In summary, the compulsion is a feeling. Focus on the need or desire to think the thought and you will be instructing the client to focus on the affect. Continue to suggest that the affect is growing stronger until you can see signs of the affect. Now you can feel confident that you have a strong connection to it, strong enough to have a reliable bridge to previous times when it was experienced (Subsequent Sensitizing Events/SSE) and the ISE. Affect Bridge is the most reliable way to do this because conscious historical accounts tend to lack sufficient reliability.

Then proceed with the Informed Child Technique and Informed Adult Technique. Make sure that the affect has been removed (or desensitized). Now the pressure to think the thought will have been removed. It will then either stop or fade away (there may still be some residual habit which can be removed through hypnotic suggestion alone).

Always end each hypnosis session with direct suggestion for the change that your client wants. The experience has left them highly suggestible for suggestions that are consistent with what they experienced during the hypnosis process, such as now feeling safe and secure. Suggest an alternative behavior, for example, "from now on if you ever have one of those thoughts that you have experienced and bothered you in the past, it will also cause you to remember how really safe and secure that you are now."

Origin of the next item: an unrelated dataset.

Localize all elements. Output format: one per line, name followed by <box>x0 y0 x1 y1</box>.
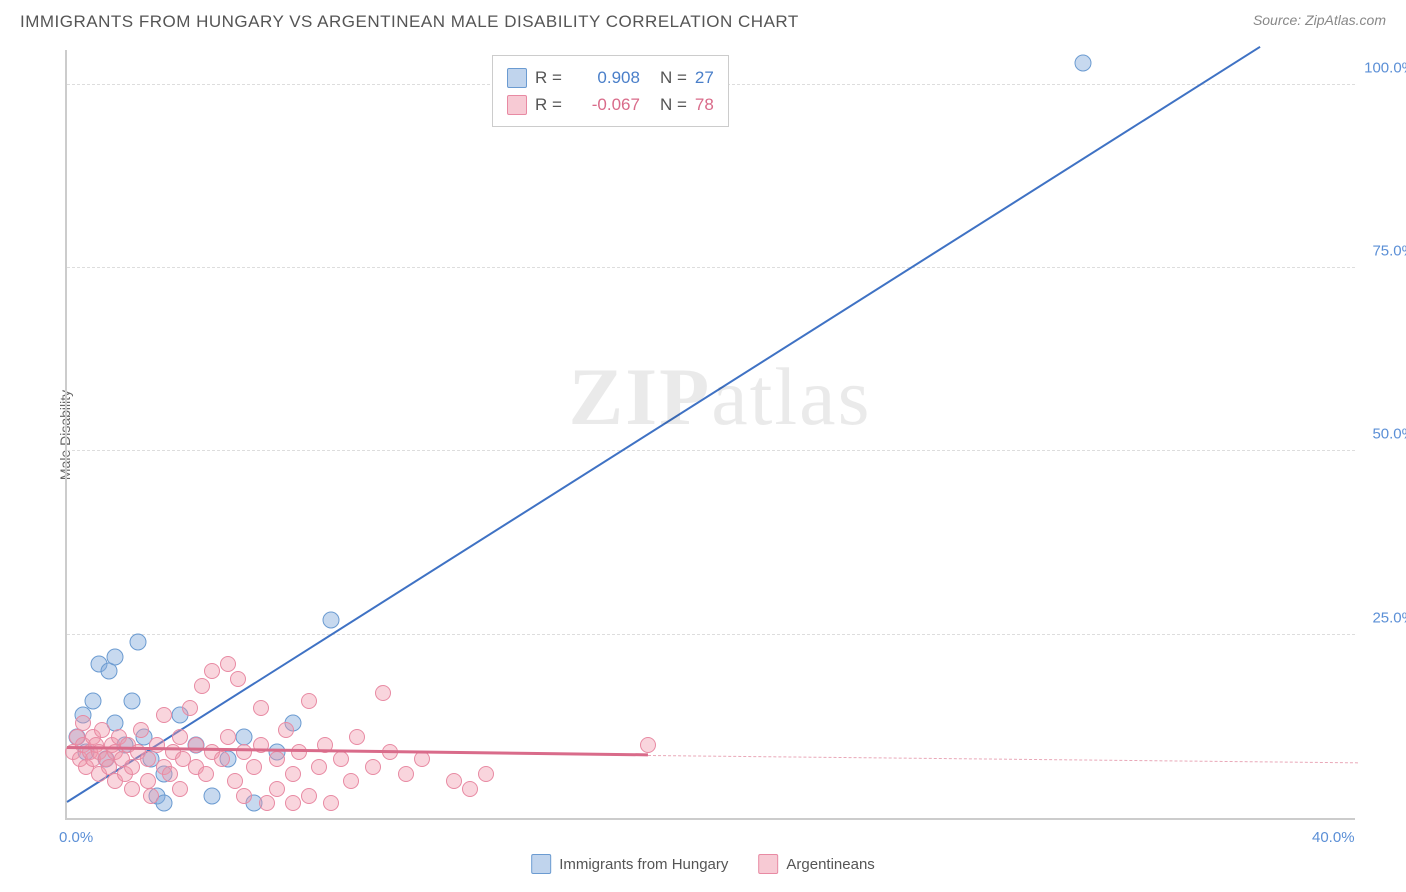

I also recommend that you continue hypnosis as outlined in the 5-PATH® system, because there may be other emotions within your client, which if not neutralized, may lead to further compulsive thinking. For example, forgiveness work are very good at reducing feelings of guilt and anger. Your client has learned to deal/cope with unpleasant feelings by distracting by focusing on other thoughts. So, a good emotional clearing of the past is indicated in such cases. She may also benefit from education or counseling on how to respond to feelings that are a head in her life in a more satisfying way (i.e., The Secret Language of Feelings). I would also recommend she learn 7th Path Self-Hypnosis as a way of helping her to continue to keep herself emotionally stable in the future and give herself hypnotic suggestions for success in the future.